The other truth was that young people don’t vote all that much—even in a year, 1972, when one candidate favored continuing the Vietnam War and the other favored ending it. (In the end there was less difference than met the eye because Nixon ended both the Vietnam draft and American participation in the war shortly after the election.) Among 18- to 20-year-olds, only 48 percent voted, and among 21 to 24-year-olds, only 51 percent voted. By comparison, 71 percent of people aged 45 to 64 voted, and 64 percent of people aged 65 and older voted. For the next three decades, the percentages of 18- to 20-year-olds and 21- to 24-year-olds who voted fell while the percentage of 45- to 64-year-olds held steady—and the percentage of 65 and older voters increased.

By 1996 voter turnout for people 65 and older was twice that for people aged 20 to 24. Bob Dole, the last presidential candidate from the World War II (“greatest”) generation, lost to boomer Bill Clinton in a sort of generational changing of the guard. But the result was more complicated than it appeared. Yes, the baby boom finally took firm control of the government (even as its influence over popular culture disappeared). But the baby boom (its self-deceptions to the contrary) wasn’t young. It was middle-aged, with its oldest members turning 50, and getting older every day. A gerontocracy was born.
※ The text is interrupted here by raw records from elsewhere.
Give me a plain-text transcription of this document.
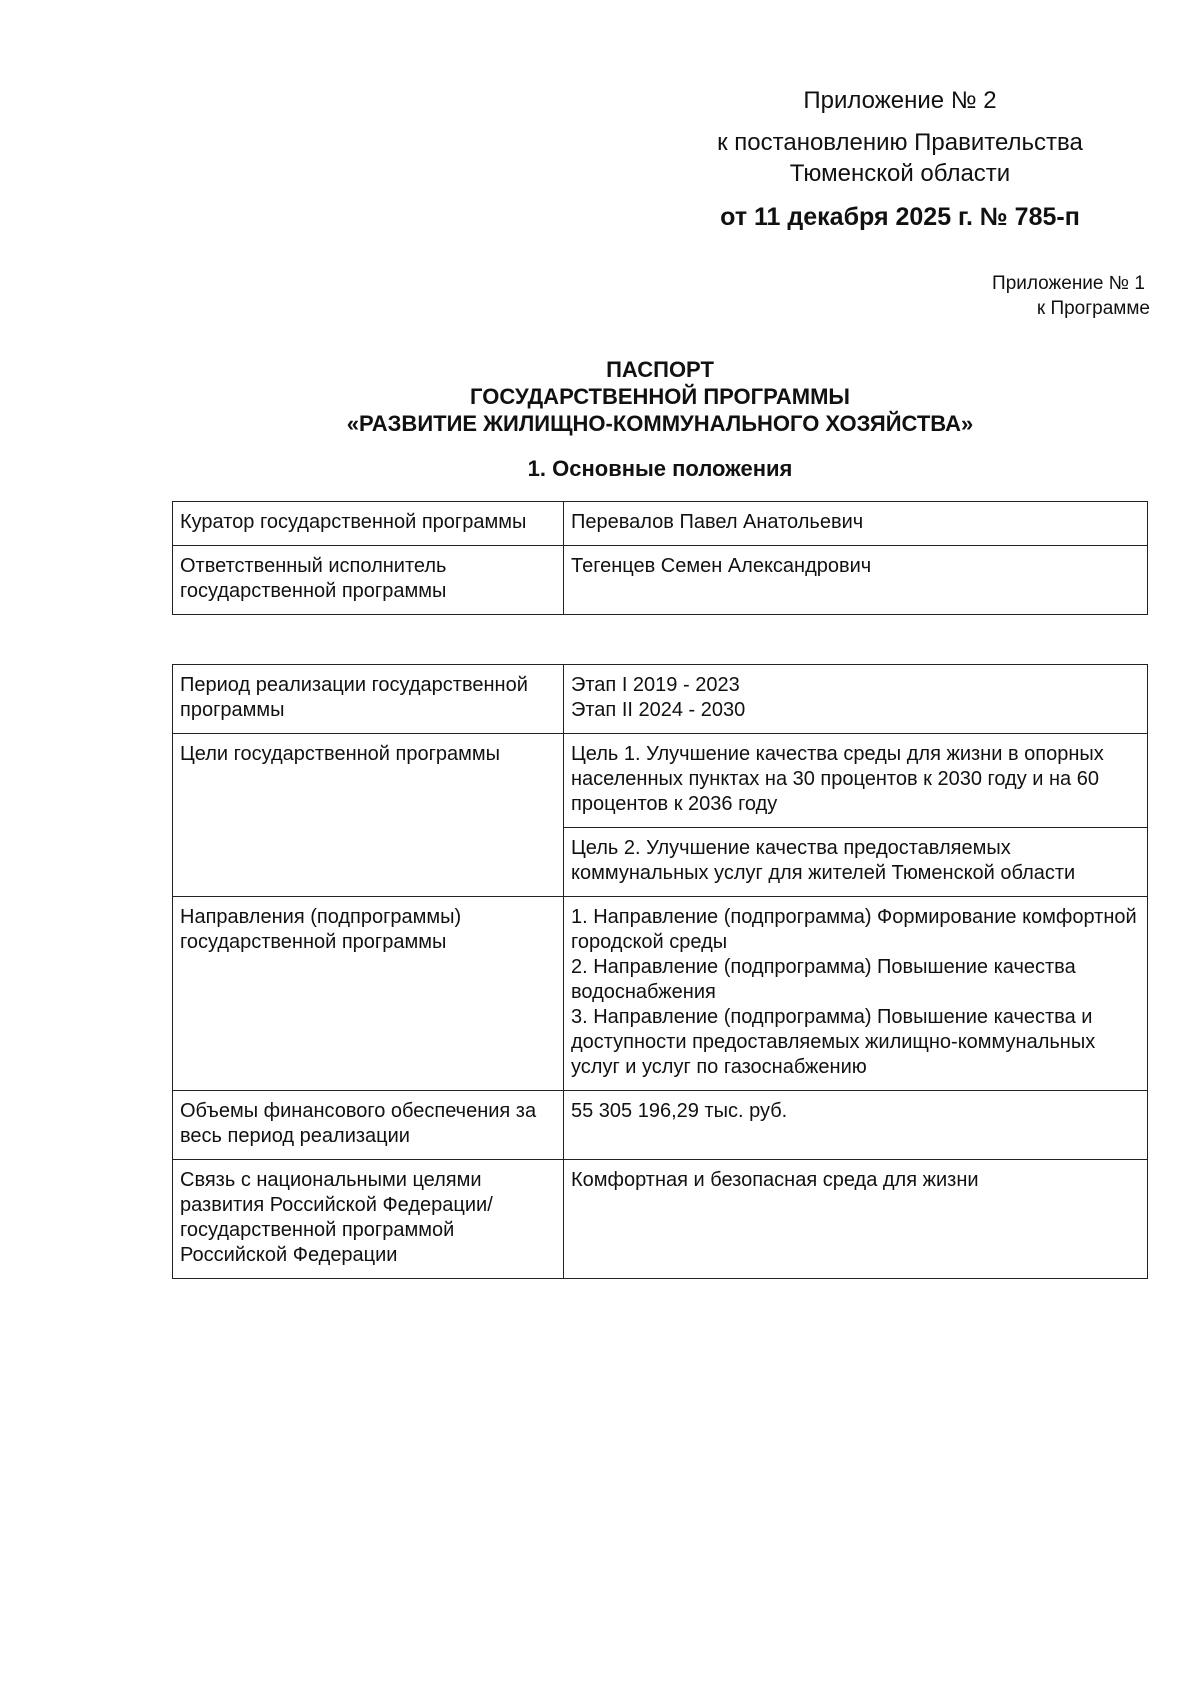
Приложение № 2
к постановлению Правительства
Тюменской области
от 11 декабря 2025 г. № 785-п
Приложение № 1
к Программе
ПАСПОРТ
ГОСУДАРСТВЕННОЙ ПРОГРАММЫ
«РАЗВИТИЕ ЖИЛИЩНО-КОММУНАЛЬНОГО ХОЗЯЙСТВА»
1. Основные положения
Куратор государственной программы	Перевалов Павел Анатольевич
Ответственный исполнитель государственной программы	Тегенцев Семен Александрович
Период реализации государственной программы	Этап I 2019 - 2023
Этап II 2024 - 2030
Цели государственной программы	Цель 1. Улучшение качества среды для жизни в опорных населенных пунктах на 30 процентов к 2030 году и на 60 процентов к 2036 году
	Цель 2. Улучшение качества предоставляемых коммунальных услуг для жителей Тюменской области
Направления (подпрограммы) государственной программы	1. Направление (подпрограмма) Формирование комфортной городской среды
2. Направление (подпрограмма) Повышение качества водоснабжения
3. Направление (подпрограмма) Повышение качества и доступности предоставляемых жилищно-коммунальных услуг и услуг по газоснабжению
Объемы финансового обеспечения за весь период реализации	55 305 196,29 тыс. руб.
Связь с национальными целями развития Российской Федерации/ государственной программой Российской Федерации	Комфортная и безопасная среда для жизни
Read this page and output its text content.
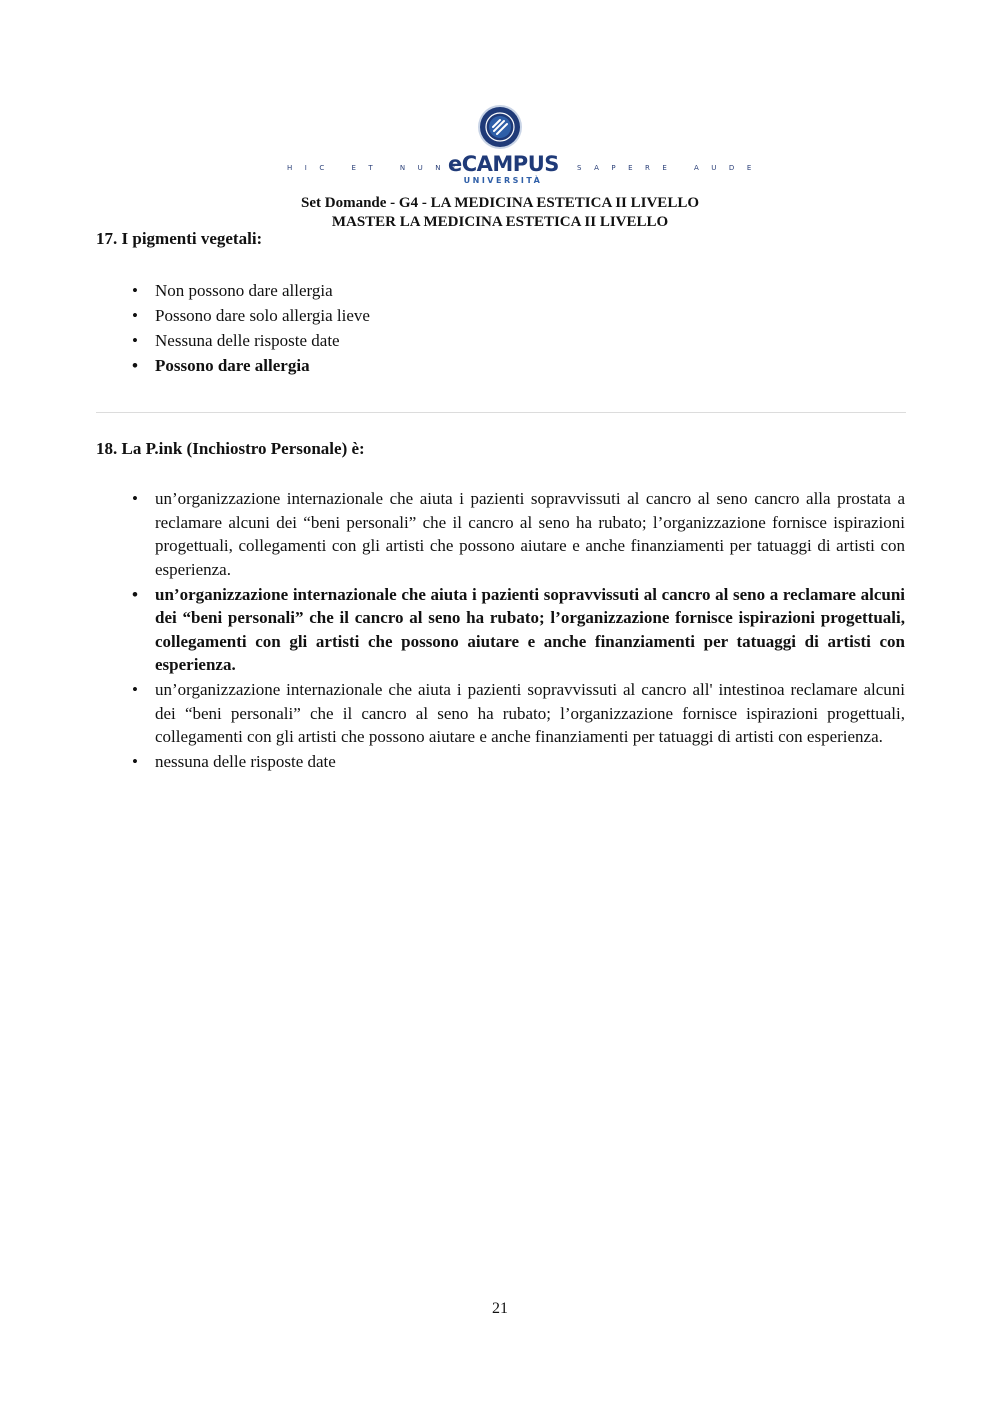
HIC ET NUNC
eCAMPUS
UNIVERSITÀ
SAPERE AUDE
Set Domande - G4 - LA MEDICINA ESTETICA II LIVELLO
MASTER LA MEDICINA ESTETICA II LIVELLO
17. I pigmenti vegetali:
• Non possono dare allergia
• Possono dare solo allergia lieve
• Nessuna delle risposte date
• Possono dare allergia
18. La P.ink (Inchiostro Personale) è:
• un’organizzazione internazionale che aiuta i pazienti sopravvissuti al cancro al seno cancro alla prostata a reclamare alcuni dei “beni personali” che il cancro al seno ha rubato; l’organizzazione fornisce ispirazioni progettuali, collegamenti con gli artisti che possono aiutare e anche finanziamenti per tatuaggi di artisti con esperienza.
• un’organizzazione internazionale che aiuta i pazienti sopravvissuti al cancro al seno a reclamare alcuni dei “beni personali” che il cancro al seno ha rubato; l’organizzazione fornisce ispirazioni progettuali, collegamenti con gli artisti che possono aiutare e anche finanziamenti per tatuaggi di artisti con esperienza.
• un’organizzazione internazionale che aiuta i pazienti sopravvissuti al cancro all' intestinoa reclamare alcuni dei “beni personali” che il cancro al seno ha rubato; l’organizzazione fornisce ispirazioni progettuali, collegamenti con gli artisti che possono aiutare e anche finanziamenti per tatuaggi di artisti con esperienza.
• nessuna delle risposte date
21
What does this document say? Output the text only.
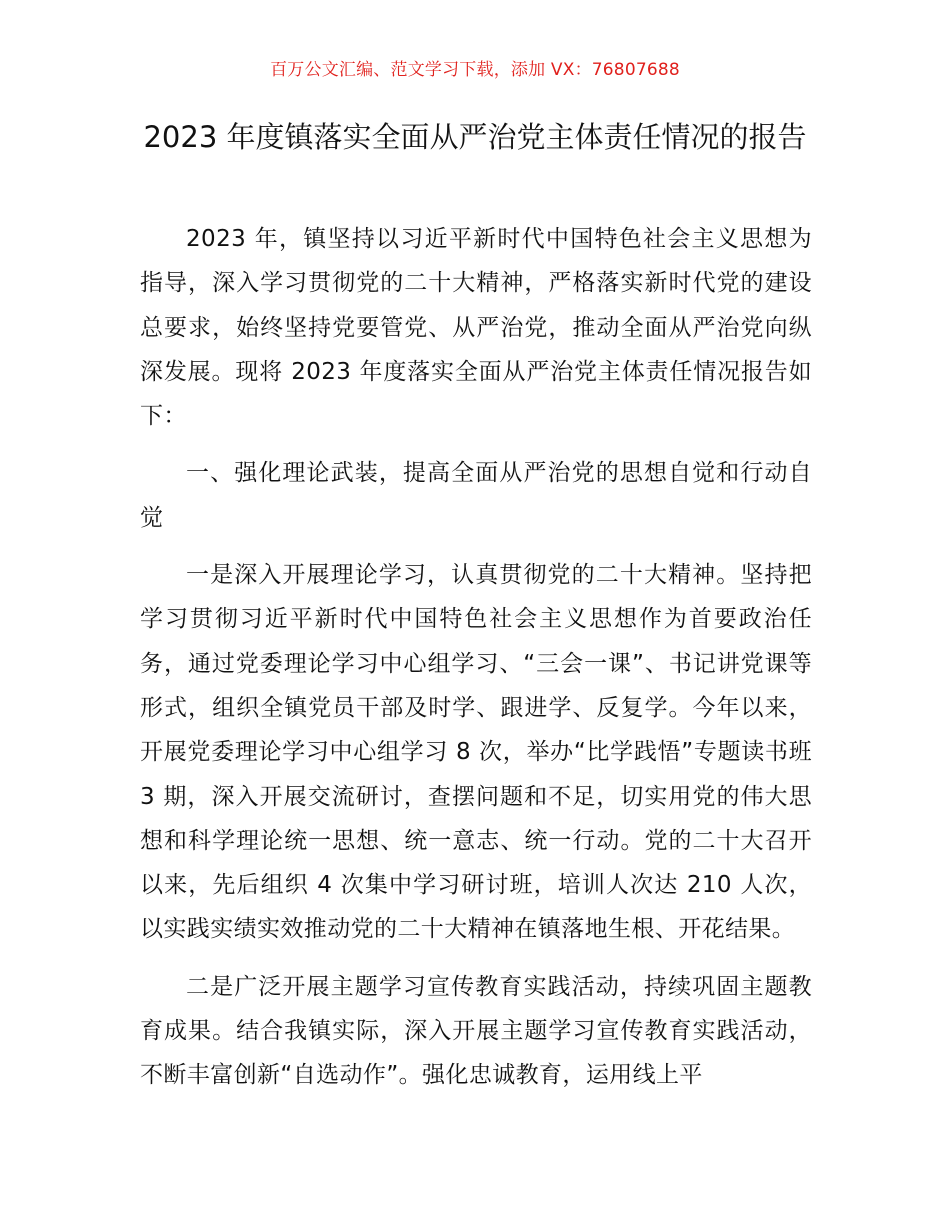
百万公文汇编、范文学习下载，添加 VX：76807688
2023 年度镇落实全面从严治党主体责任情况的报告

2023 年，镇坚持以习近平新时代中国特色社会主义思想为指导，深入学习贯彻党的二十大精神，严格落实新时代党的建设总要求，始终坚持党要管党、从严治党，推动全面从严治党向纵深发展。现将 2023 年度落实全面从严治党主体责任情况报告如下：

一、强化理论武装，提高全面从严治党的思想自觉和行动自觉

一是深入开展理论学习，认真贯彻党的二十大精神。坚持把学习贯彻习近平新时代中国特色社会主义思想作为首要政治任务，通过党委理论学习中心组学习、“三会一课”、书记讲党课等形式，组织全镇党员干部及时学、跟进学、反复学。今年以来，开展党委理论学习中心组学习 8 次，举办“比学践悟”专题读书班 3 期，深入开展交流研讨，查摆问题和不足，切实用党的伟大思想和科学理论统一思想、统一意志、统一行动。党的二十大召开以来，先后组织 4 次集中学习研讨班，培训人次达 210 人次，以实践实绩实效推动党的二十大精神在镇落地生根、开花结果。

二是广泛开展主题学习宣传教育实践活动，持续巩固主题教育成果。结合我镇实际，深入开展主题学习宣传教育实践活动，不断丰富创新“自选动作”。强化忠诚教育，运用线上平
In recent years voter turnout among the young has been rising, and in 2020 its turnout was indeed, as the Institute of Politics says, “record-setting.” Voter turnout for 18- to 29-year-olds rose 11 percentage points over 2016. But it was still only 50 percent, while turnout for 45- to 64-year-olds was 66 percent and turnout for people over 65 was 72 percent. Looking at the composition of voters in 2020, we find slightly more than 60 percent of them were aged 50 or over. Only 17 percent were aged 18 to 29, and only 23 percent were aged 30 to 44.

The aging of the electorate—the combination of the baby boom increasing the number of elderly voters and the higher propensity of older voters to vote—has historically been bad news for Democrats. That’s because older voters lean Republican. Biden won in 2020 in spite of losing (narrowly) the baby boom vote. If Biden loses younger voters in 2024, that could hurt him in a close race.

But winning older voters matters more, politically, because, well, they’re 60 percent of the electorate. And here the recent news has been strangely good. Even as Biden is losing altitude among younger voters, he appears to be picking up support, Politico’s Shepard reports, among older voters. This, Shepard notes, is approximately as bizarre as younger voters drifting into Trump’s column.

That Marist poll found baby boomers supporting Biden over Trump, 53–45 percent. A February New York Times poll similarly found Biden leading Trump among voters 65 and older, 51–42 percent. As a boomer, I find it exciting that my generation may, at long last, seize an opportunity to save the country. But if Biden wants to clinch the deal, he’ll need to talk more about capping the cost of insulin for Medicare patients at $35 per month and perhaps a bit less about helping young people get out from under their college student loans. In this gerontocracy of ours, it pays to keep retirees happy. If you’re a young person and don’t like that arrangement, there’s a simple solution. Vote.